Romance and legend have associated the shamrock, the shillalah, and the dudeen with nearly every mood of Irish fact and fancy; but the casual traveller and seeker after new sensations will see little of any one of these three more or less visionary attributes of the landscape in general. To be sure, if he insists on being brought at once under the spell of the environment which he has pictured to himself as being the one universal accessory of every patch of the “ould sod,” or of every gathering of its inhabitants, he will, if he goes to the right places to look for them, discover the whereabouts of most things of this world’s civilization, of all eras, from the stone hatchet of the ancient Celt, to the motor-bicycle of the Dublin barrister out on a holiday; and from the rancorous peat-bog with its cave-like habitation and straw-bedded floor, to the damask and fine linen of the last joint-stock enterprise of the hotel-keeper, in such advanced centres of progress as Dublin, or more particularly Belfast.

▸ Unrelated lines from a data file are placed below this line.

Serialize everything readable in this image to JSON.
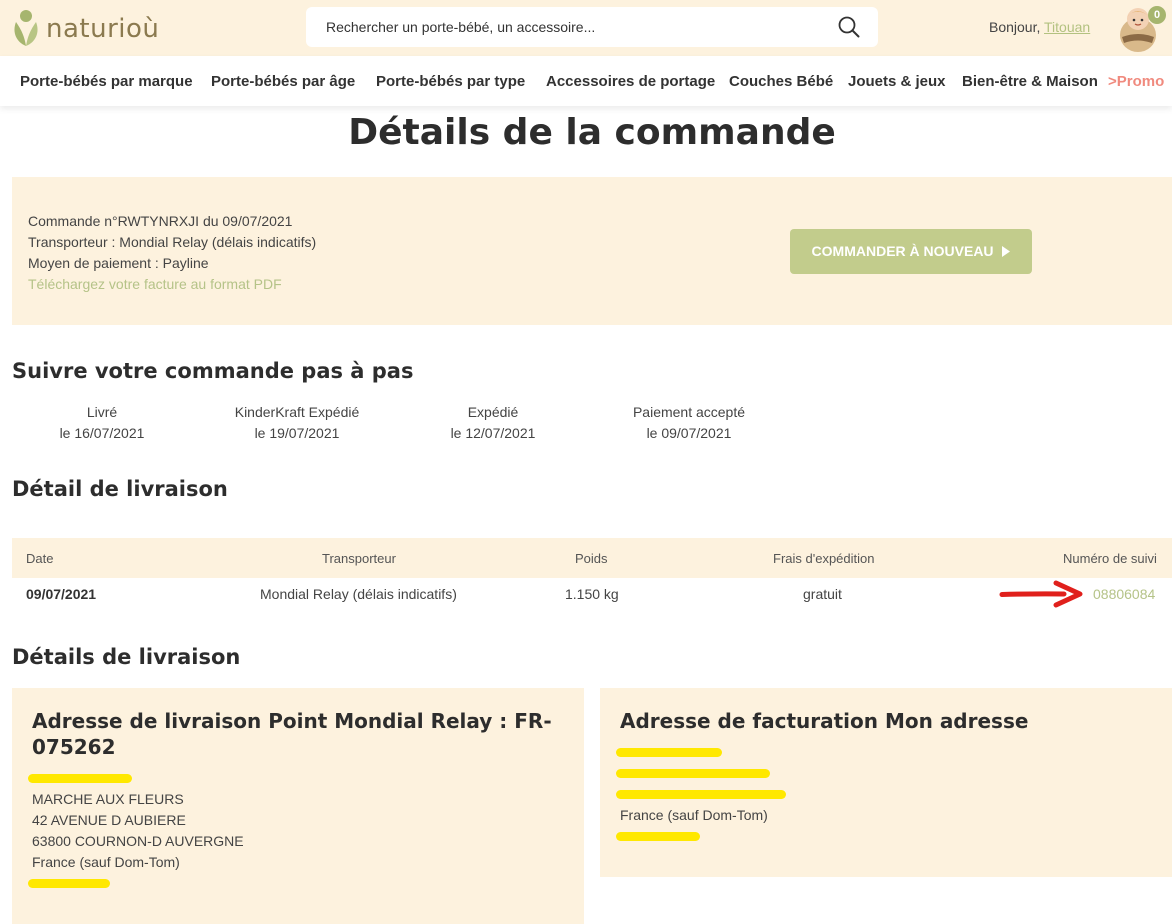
{
  "header": {
    "logo_text": "naturioù",
    "search_placeholder": "Rechercher un porte-bébé, un accessoire...",
    "greeting_prefix": "Bonjour,",
    "user_name": "Titouan",
    "cart_count": "0"
  },
  "nav": {
    "items": [
      "Porte-bébés par marque",
      "Porte-bébés par âge",
      "Porte-bébés par type",
      "Accessoires de portage",
      "Couches Bébé",
      "Jouets & jeux",
      "Bien-être & Maison",
      "Promo"
    ]
  },
  "page": {
    "title": "Détails de la commande"
  },
  "order": {
    "line1": "Commande n°RWTYNRXJI du 09/07/2021",
    "line2": "Transporteur : Mondial Relay (délais indicatifs)",
    "line3": "Moyen de paiement : Payline",
    "invoice_link": "Téléchargez votre facture au format PDF",
    "reorder_button": "COMMANDER À NOUVEAU"
  },
  "tracking_section": {
    "title": "Suivre votre commande pas à pas",
    "steps": [
      {
        "status": "Livré",
        "date": "le 16/07/2021"
      },
      {
        "status": "KinderKraft Expédié",
        "date": "le 19/07/2021"
      },
      {
        "status": "Expédié",
        "date": "le 12/07/2021"
      },
      {
        "status": "Paiement accepté",
        "date": "le 09/07/2021"
      }
    ]
  },
  "shipping_detail": {
    "title": "Détail de livraison",
    "headers": {
      "date": "Date",
      "carrier": "Transporteur",
      "weight": "Poids",
      "fees": "Frais d'expédition",
      "tracking": "Numéro de suivi"
    },
    "row": {
      "date": "09/07/2021",
      "carrier": "Mondial Relay (délais indicatifs)",
      "weight": "1.150 kg",
      "fees": "gratuit",
      "tracking": "08806084"
    }
  },
  "delivery_details": {
    "title": "Détails de livraison",
    "shipping_address": {
      "title": "Adresse de livraison Point Mondial Relay : FR-075262",
      "lines": [
        "MARCHE AUX FLEURS",
        "42 AVENUE D AUBIERE",
        "63800 COURNON-D AUVERGNE",
        "France (sauf Dom-Tom)"
      ]
    },
    "billing_address": {
      "title": "Adresse de facturation Mon adresse",
      "lines": [
        "France (sauf Dom-Tom)"
      ]
    }
  },
  "colors": {
    "beige": "#fdf2de",
    "accent_green": "#c2cc8c",
    "link_green": "#b5c388",
    "promo": "#f08a7e",
    "highlighter": "#ffe800",
    "arrow_red": "#e0201c"
  }
}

If he takes his standard of judgment from the view-point of food for man, he will find it, in some remote and more poverty-stricken localities, to be something very akin to what he has always believed to be mere fodder for beasts; and again, in the aforesaid luxurious caravansaries, to be the same as that which grace the average tables d’hôte of the great establishments the world over, be they situated in Paris, Vienna, London, or San Francisco.